The purpose of this article is to discuss the socio-legal risks arising from the interpretation made by the Owens-Illinois Tribunal (ICSID Case No. ARB/12/21, Fábrica de Vidrios Los Andes CA &Owens-Illinois de Venezuela, C.A. vs. Venezuela) in situations involving a sovereign repeat player in the arena of investment treaty arbitration, either at the pre- or post-dispute stage.
Based on a previous case study conducted on Venezuela as a repeat player in the ICSID regime, I intend to illustrate how by adopting a pro-state approach (i.e., a narrowed interpretation) towards Articles 71 and 72 of the ICSID Convention (as was taken by the Owens-Illinois Tribunal), the prospective respondent-state’s position is improved and strengthened.

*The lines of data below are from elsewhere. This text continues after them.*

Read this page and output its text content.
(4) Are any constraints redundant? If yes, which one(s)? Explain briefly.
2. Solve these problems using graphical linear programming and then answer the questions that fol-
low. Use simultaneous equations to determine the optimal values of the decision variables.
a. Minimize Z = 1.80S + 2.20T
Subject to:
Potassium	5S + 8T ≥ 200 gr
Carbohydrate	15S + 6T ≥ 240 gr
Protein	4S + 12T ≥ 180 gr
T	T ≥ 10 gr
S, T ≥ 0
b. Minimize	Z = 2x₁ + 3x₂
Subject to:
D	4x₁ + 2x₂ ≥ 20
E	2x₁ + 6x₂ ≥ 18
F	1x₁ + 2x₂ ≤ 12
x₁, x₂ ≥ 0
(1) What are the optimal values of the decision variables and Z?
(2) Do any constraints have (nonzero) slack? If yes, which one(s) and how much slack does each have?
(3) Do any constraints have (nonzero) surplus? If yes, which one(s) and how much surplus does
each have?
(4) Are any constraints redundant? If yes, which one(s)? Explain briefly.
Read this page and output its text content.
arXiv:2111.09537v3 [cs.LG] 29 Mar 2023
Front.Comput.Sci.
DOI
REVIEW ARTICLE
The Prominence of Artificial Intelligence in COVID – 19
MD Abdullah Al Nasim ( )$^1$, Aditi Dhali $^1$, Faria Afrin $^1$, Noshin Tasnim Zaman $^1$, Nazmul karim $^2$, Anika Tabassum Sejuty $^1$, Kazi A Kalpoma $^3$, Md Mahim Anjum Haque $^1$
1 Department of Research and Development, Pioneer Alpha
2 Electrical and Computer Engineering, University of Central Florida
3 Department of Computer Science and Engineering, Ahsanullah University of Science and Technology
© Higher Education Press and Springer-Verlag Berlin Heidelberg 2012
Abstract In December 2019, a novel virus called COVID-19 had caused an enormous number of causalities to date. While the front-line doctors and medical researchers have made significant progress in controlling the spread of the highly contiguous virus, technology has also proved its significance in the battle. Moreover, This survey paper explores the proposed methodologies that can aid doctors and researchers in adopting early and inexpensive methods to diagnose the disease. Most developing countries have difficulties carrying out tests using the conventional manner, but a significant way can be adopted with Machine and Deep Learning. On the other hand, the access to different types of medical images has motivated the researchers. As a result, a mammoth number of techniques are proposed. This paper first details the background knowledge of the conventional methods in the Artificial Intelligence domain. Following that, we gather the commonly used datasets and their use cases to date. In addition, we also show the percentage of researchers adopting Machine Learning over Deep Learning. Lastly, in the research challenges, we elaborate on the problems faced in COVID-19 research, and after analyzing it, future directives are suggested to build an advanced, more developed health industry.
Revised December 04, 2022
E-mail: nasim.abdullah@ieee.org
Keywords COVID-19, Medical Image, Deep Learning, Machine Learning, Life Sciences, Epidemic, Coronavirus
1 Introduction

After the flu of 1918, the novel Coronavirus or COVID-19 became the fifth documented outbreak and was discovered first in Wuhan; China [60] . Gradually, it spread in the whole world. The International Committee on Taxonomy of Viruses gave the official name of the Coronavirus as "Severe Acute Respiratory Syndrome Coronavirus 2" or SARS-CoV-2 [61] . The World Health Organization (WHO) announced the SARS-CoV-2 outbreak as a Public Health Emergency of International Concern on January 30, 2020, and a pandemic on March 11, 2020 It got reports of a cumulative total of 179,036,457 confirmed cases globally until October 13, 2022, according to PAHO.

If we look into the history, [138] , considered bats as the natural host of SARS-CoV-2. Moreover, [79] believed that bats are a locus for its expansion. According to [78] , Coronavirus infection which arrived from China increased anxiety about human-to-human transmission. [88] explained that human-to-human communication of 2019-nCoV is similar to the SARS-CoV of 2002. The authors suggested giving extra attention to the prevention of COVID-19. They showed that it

My premise is that the tribunal’s own vision of the dynamics behind the process of denouncing a treaty, such as the ICSID Convention, and the forces around the decision-making by such sovereign nation when opting - out to a treaty-based arbitration – in the case of a repeat player like Venezuela – would add another perverse characteristic commonly attributed to that kind of actor in complex, lengthy, and expensive litigation, coupled with a multi-claim scenario.
Furthermore, as will be shown below, that same vision will foster and tolerate the manipulation and abuse of the complexities of the ICSID system by politically motivated actors, such as Venezuela.